Departments of Surgery, University of Pittsburgh, 497 Scaife Hall, 3550 Terrace St., Pittsburgh, PA 15261, USA.
J Mol Diagn. 2009 Nov;11(6):576-82. doi: 10.2353/jmoldx.2009.090037. Epub 2009 Oct 1.
We have previously reported that a quantitative reverse transcription (QRT)-PCR assay accurately analyzes sentinel lymph nodes (SLNs) from breast cancer patients. The aim of this study was to assess a completely automated, cartridge-based version of the assay for accuracy, predictive value, and reproducibility. The triplex (two markers + control) QRT-PCR assay was incorporated into a single-use cartridge for point-of-care use on the GeneXpert system. Three academic centers participated equally. Twenty-nine positive lymph nodes and 30 negative lymph nodes were analyzed to establish classification rules. SLNs from 120 patients were subsequently analyzed by QRT-PCR and histology (including immunohistochemistry), and the predetermined decision rules were used to classify the SLNs; 112 SLN specimens produced an informative result by both QRT-PCR and histology. By histological analysis, 21 SLNs were positive and 91 SLNs were negative for metastasis. QRT-PCR characterization produced a classification with 100% sensitivity, 97.8% specificity, and 98.2% accuracy compared with histology (91.3% positive predictive value and 100% negative predictive value). Interlaboratory reproducibility analyses demonstrated that a 95% prediction interval for a new measurement (DeltaCt) ranged between 0.403 and 0.956. This fully automated QRT-PCR assay accurately characterizes breast cancer SLNs for the presence of metastasis. Furthermore, the assay is not dependent on subjective interpretation, is reproducible across three clinical environments, and is rapid enough to allow intraoperative decision making.
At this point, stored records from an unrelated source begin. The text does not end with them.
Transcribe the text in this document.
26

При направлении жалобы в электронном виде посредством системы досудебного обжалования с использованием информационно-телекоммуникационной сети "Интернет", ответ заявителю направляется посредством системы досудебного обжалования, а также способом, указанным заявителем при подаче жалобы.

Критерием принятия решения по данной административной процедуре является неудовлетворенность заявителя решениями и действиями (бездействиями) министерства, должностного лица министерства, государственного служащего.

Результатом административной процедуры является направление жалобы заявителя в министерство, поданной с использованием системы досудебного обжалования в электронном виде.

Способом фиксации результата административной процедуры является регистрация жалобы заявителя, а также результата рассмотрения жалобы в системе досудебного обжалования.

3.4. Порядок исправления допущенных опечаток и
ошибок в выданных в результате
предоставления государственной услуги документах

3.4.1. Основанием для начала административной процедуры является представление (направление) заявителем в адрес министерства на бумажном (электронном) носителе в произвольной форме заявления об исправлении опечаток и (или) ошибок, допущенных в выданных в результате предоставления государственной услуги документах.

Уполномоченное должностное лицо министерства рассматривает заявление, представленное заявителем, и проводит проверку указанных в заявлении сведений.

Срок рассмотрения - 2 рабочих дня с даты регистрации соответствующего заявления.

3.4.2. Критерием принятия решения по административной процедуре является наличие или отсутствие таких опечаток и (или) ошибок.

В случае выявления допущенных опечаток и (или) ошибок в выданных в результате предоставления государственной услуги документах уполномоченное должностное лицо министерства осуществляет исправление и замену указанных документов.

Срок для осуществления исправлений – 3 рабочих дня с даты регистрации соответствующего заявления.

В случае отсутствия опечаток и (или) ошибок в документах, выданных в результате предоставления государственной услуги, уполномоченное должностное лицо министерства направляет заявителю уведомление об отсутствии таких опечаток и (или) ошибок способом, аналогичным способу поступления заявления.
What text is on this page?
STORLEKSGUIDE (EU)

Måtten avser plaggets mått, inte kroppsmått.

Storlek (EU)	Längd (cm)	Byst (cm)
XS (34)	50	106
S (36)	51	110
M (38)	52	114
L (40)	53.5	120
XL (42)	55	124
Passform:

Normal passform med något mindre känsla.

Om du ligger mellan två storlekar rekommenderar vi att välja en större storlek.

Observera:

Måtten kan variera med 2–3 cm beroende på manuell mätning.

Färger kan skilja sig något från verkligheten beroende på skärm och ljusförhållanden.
我们之前曾报道过,一种定量逆转录(QRT)-PCR 检测方法能够准确分析乳腺癌患者的前哨淋巴结(SLN)。本研究旨在评估该检测方法的完全自动化、基于试剂盒的版本在准确性、预测值和可重复性方面的性能。三重(两种标志物+对照)QRT-PCR 检测方法被整合到一个一次性使用的试剂盒中,以便在 GeneXpert 系统上进行即时护理使用。三个学术中心平等参与。分析了 29 个阳性淋巴结和 30 个阴性淋巴结,以建立分类规则。随后对 120 名患者的 SLN 进行了 QRT-PCR 和组织学(包括免疫组织化学)分析,并使用预定的决策规则对 SLN 进行分类;112 个 SLN 标本通过 QRT-PCR 和组织学都产生了有意义的结果。通过组织学分析,21 个 SLN 为转移阳性,91 个 SLN 为转移阴性。与组织学相比,QRT-PCR 特征分析产生了 100%的敏感性、97.8%的特异性和 98.2%的准确性(91.3%的阳性预测值和 100%的阴性预测值)。实验室间重现性分析表明,新测量值(DeltaCt)的 95%预测区间范围在 0.403 到 0.956 之间。这种完全自动化的 QRT-PCR 检测方法能够准确地描述乳腺癌 SLN 是否存在转移。此外,该检测方法不依赖于主观解释,在三个临床环境中具有可重复性,并且足够快速,可以在手术过程中做出决策。